- Born: Koestijah 2 September 1935 Probolinggo, East Java, Dutch East Indies
- Died: 1 June 2012 (aged 76) Yogyakarta, East Java, Indonesia
- Resting place: Girisapto Imogiri Artist Cemetery, Bantul, Yogyakarta
- Other names: Koestijah, Tjus, Kus, Kustijah, Kustiyah E. S, Kustiyah Edhi Sunarso
- Education: Indonesian Institute of the Arts, Yogyakarta (1953-1957)
- Known for: Painting
- Works: Torso (1960); Tiga domba (Three sheep) (1963); Kambing hitam (Black sheep) (1969);
- Movement: Realism; Impressionism; Expressionism;
- Spouse: ; Edhi Sunarso ​(m. 1955)​
- Children: Rosa Arus Sagara, Titiana Irawani, Satya Rasa Sunarso, Sari Prasetyo Angkasa
- Parents: Notowisastro (d. 1965) (father); Nyi Mas Kasiyani (d. 1957) (mother);
- Relatives: Muchsan, Sunardi Yudowardoyo, Jaminudin, Sumarno, Mariliati Husodo

= Kustiyah =

Indonesian painter (1935-2012)

Kustiyah (1935–2012) was an Indonesian artist.

== Career ==
Kustiyah was born in Probolinggo. She trained at ASRI Arts Academy in Yogyakarta (now Indonesian Institute of the Arts, Yogyakarta) and continued her work as part of the Pelukis Rakyat (Peoples’ Artists) and Pelukis Indonesia (Indonesian Painters) groups. Much of her formative work—whether landscape or still life and portraiture—pictured scenes from everyday life and were painted outside of a studio setting.

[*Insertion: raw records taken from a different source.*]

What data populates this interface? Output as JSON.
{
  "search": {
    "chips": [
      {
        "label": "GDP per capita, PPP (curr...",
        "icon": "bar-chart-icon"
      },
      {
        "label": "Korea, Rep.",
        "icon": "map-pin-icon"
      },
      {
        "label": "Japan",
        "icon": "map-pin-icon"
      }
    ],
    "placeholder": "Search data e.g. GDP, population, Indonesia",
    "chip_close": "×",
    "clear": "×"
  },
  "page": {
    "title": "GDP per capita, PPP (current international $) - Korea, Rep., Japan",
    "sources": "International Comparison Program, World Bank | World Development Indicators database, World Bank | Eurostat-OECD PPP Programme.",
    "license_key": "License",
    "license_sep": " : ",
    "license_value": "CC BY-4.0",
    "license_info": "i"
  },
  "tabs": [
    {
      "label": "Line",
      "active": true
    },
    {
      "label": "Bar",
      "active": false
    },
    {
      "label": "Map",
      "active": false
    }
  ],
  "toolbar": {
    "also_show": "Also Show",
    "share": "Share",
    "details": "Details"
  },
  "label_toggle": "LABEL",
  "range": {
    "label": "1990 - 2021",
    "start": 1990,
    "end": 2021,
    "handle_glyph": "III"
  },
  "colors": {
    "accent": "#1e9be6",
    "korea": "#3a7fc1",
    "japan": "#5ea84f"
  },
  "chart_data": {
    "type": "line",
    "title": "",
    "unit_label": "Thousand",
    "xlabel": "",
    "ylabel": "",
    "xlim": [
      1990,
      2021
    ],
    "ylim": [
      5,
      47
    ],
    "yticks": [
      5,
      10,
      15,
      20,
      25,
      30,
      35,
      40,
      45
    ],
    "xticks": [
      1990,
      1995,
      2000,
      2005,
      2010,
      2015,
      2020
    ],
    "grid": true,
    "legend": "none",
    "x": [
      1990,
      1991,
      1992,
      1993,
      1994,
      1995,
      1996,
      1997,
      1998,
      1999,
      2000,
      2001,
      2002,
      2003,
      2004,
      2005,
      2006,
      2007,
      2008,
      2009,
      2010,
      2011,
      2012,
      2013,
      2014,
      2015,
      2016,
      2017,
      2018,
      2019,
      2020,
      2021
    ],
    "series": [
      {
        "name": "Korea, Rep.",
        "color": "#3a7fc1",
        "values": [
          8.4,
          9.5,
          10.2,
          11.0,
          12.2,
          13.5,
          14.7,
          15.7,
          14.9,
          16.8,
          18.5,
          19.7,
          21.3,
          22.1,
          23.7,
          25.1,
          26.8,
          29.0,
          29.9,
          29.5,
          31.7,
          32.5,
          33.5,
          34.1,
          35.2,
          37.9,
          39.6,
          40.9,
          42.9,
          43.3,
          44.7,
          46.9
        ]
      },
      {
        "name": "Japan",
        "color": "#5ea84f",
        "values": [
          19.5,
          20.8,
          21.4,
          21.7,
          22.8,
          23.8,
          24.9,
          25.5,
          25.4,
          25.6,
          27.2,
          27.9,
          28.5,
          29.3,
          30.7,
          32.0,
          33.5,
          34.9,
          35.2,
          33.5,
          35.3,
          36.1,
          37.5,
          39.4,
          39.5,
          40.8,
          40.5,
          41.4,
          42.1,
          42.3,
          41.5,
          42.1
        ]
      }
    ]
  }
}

Kustiyah was one of the few female painters working at the time. Early on, her work was collected by major government institutions, including the National Gallery of Indonesia. She participated in the first all female painting and sculpture exhibition in 1956, presented at the Young Artists of Indonesia (Seniman Indonesia Muda studio in Yogyakarta.

Throughout her career, she consistently participated in group art exhibitions in Jakarta and Yogyakarta and counted among her peers, such as Kartika Affandi, Siti Ruliyati, as well as others who formed the IKAISYO/Ikatan Istri Senirupawan Yogyakarta (Yogyakarta Artist's Wives Association).

Her deteriorating health eventually limited her public visibility as well as that of her work, but she continued to paint through the mid 2000s.

After Kustiyah's passing, her husband, the well-known sculptor Edhi Sunarso, built a private museum in her honor, called the Griya Seni Hj. Kustiyah Edhi Sunarso, which houses a large collection of her paintings to this day. When he passed in 2016, he was buried next to her husband Edhi Sunarso at Girisapto Imogiri Artist Cemetery in Bantul, Yogyakarta.